There there, (let's assume) the odds are not stacked against you. Let's be optimistic. Reaping an all-or-nothing investment in yourself makes a good story, sure. But you are not the only investible asset with an upside risk. Isn't a long-shelved portfolio component suddenly scaling out a hundred-fold to save you from a mediocre career choice also a fine arc?

Faced with the multitude of alternatives, an investment in 'yourself' seems rather small-minded. Why not invest in something larger than yourself? If not global equities or debt, then your marriage or relationship, an ancient art or practice? The distinction may be one of perception. The 'certification you undertake' could be reframed as 'study into'. The units you 'buy', in another sense, 'enable the flow' of global capital.

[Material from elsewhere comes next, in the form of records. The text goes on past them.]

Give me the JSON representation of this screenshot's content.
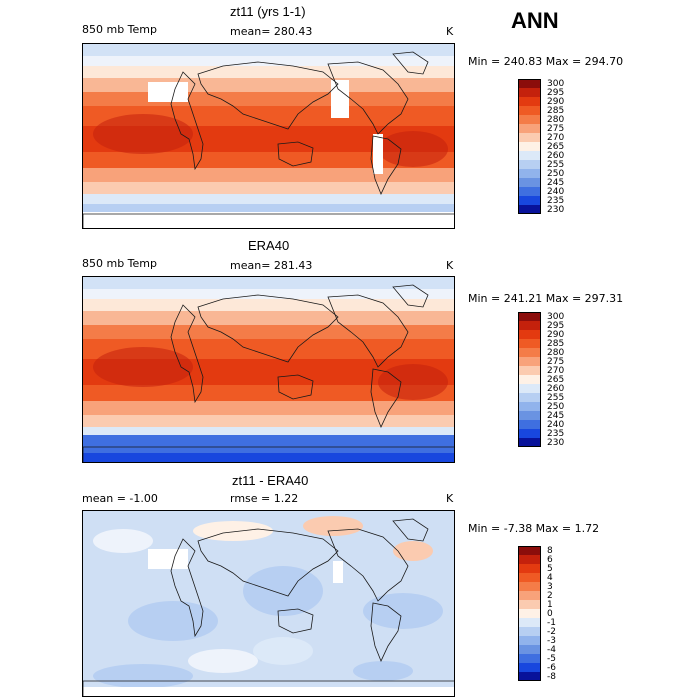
{
  "season": "ANN",
  "panels": [
    {
      "id": "model",
      "title": "zt11 (yrs 1-1)",
      "left_label": "850 mb Temp",
      "stat_label": "mean= 280.43",
      "stat2_label": "",
      "units": "K",
      "minmax": "Min = 240.83 Max = 294.70",
      "levels": [
        "300",
        "295",
        "290",
        "285",
        "280",
        "275",
        "270",
        "265",
        "260",
        "255",
        "250",
        "245",
        "240",
        "235",
        "230"
      ],
      "colors": [
        "#8b0d0b",
        "#c4210c",
        "#e33a10",
        "#ef5a24",
        "#f47c48",
        "#f8a27a",
        "#fbcbb0",
        "#fef1e6",
        "#dce9f8",
        "#b7cff2",
        "#91b3ec",
        "#6a93e2",
        "#3f6fe0",
        "#1847de",
        "#08129a"
      ]
    },
    {
      "id": "obs",
      "title": "ERA40",
      "left_label": "850 mb Temp",
      "stat_label": "mean= 281.43",
      "stat2_label": "",
      "units": "K",
      "minmax": "Min = 241.21 Max = 297.31",
      "levels": [
        "300",
        "295",
        "290",
        "285",
        "280",
        "275",
        "270",
        "265",
        "260",
        "255",
        "250",
        "245",
        "240",
        "235",
        "230"
      ],
      "colors": [
        "#8b0d0b",
        "#c4210c",
        "#e33a10",
        "#ef5a24",
        "#f47c48",
        "#f8a27a",
        "#fbcbb0",
        "#fef1e6",
        "#dce9f8",
        "#b7cff2",
        "#91b3ec",
        "#6a93e2",
        "#3f6fe0",
        "#1847de",
        "#08129a"
      ]
    },
    {
      "id": "diff",
      "title": "zt11 - ERA40",
      "left_label": "mean =   -1.00",
      "stat_label": "rmse =   1.22",
      "stat2_label": "",
      "units": "K",
      "minmax": "Min =  -7.38 Max =   1.72",
      "levels": [
        "8",
        "6",
        "5",
        "4",
        "3",
        "2",
        "1",
        "0",
        "-1",
        "-2",
        "-3",
        "-4",
        "-5",
        "-6",
        "-8"
      ],
      "colors": [
        "#8b0d0b",
        "#c4210c",
        "#e33a10",
        "#ef5a24",
        "#f47c48",
        "#f8a27a",
        "#fbcbb0",
        "#fef1e6",
        "#dce9f8",
        "#b7cff2",
        "#91b3ec",
        "#6a93e2",
        "#3f6fe0",
        "#1847de",
        "#08129a"
      ]
    }
  ],
  "chart_data": [
    {
      "type": "heatmap",
      "title": "zt11 (yrs 1-1)",
      "variable": "850 mb Temp",
      "units": "K",
      "mean": 280.43,
      "min": 240.83,
      "max": 294.7,
      "contour_levels": [
        230,
        235,
        240,
        245,
        250,
        255,
        260,
        265,
        270,
        275,
        280,
        285,
        290,
        295,
        300
      ]
    },
    {
      "type": "heatmap",
      "title": "ERA40",
      "variable": "850 mb Temp",
      "units": "K",
      "mean": 281.43,
      "min": 241.21,
      "max": 297.31,
      "contour_levels": [
        230,
        235,
        240,
        245,
        250,
        255,
        260,
        265,
        270,
        275,
        280,
        285,
        290,
        295,
        300
      ]
    },
    {
      "type": "heatmap",
      "title": "zt11 - ERA40",
      "units": "K",
      "mean": -1.0,
      "rmse": 1.22,
      "min": -7.38,
      "max": 1.72,
      "contour_levels": [
        -8,
        -6,
        -5,
        -4,
        -3,
        -2,
        -1,
        0,
        1,
        2,
        3,
        4,
        5,
        6,
        8
      ]
    }
  ]
}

Once again, the magic of capitalism means there's room for both. To really invest in yourself, make sure you also diversify elsewhere.


  1. Interesting post. I get the sense that investing in yourself is linked to self-sufficiency and individualism. Funny how we externalise things like relationships and art, but internalise certification and work-related qualifications.

    I wonder if what's behind it is the thought that my value as a human being is determined by internal qualities that can't be stripped away? You can lose relationships, shares, property, but a degree feels like it adheres to you personally, even though it too can lose value over time.

    That BA (Hons) is an indelible stain on my soul.

  2. We can distinguish between learning for personal fulfillment and certification for upward mobility.

    While gaining knowledge has few rivals as enriching, I wanted to point out that certification has a lot of competition, especially given its cost.

    You will always keep what you have learned. But the economic value of your certification will fluctuate. (Not decline, as our future robot overlords may demand tuition in bio-ethics.)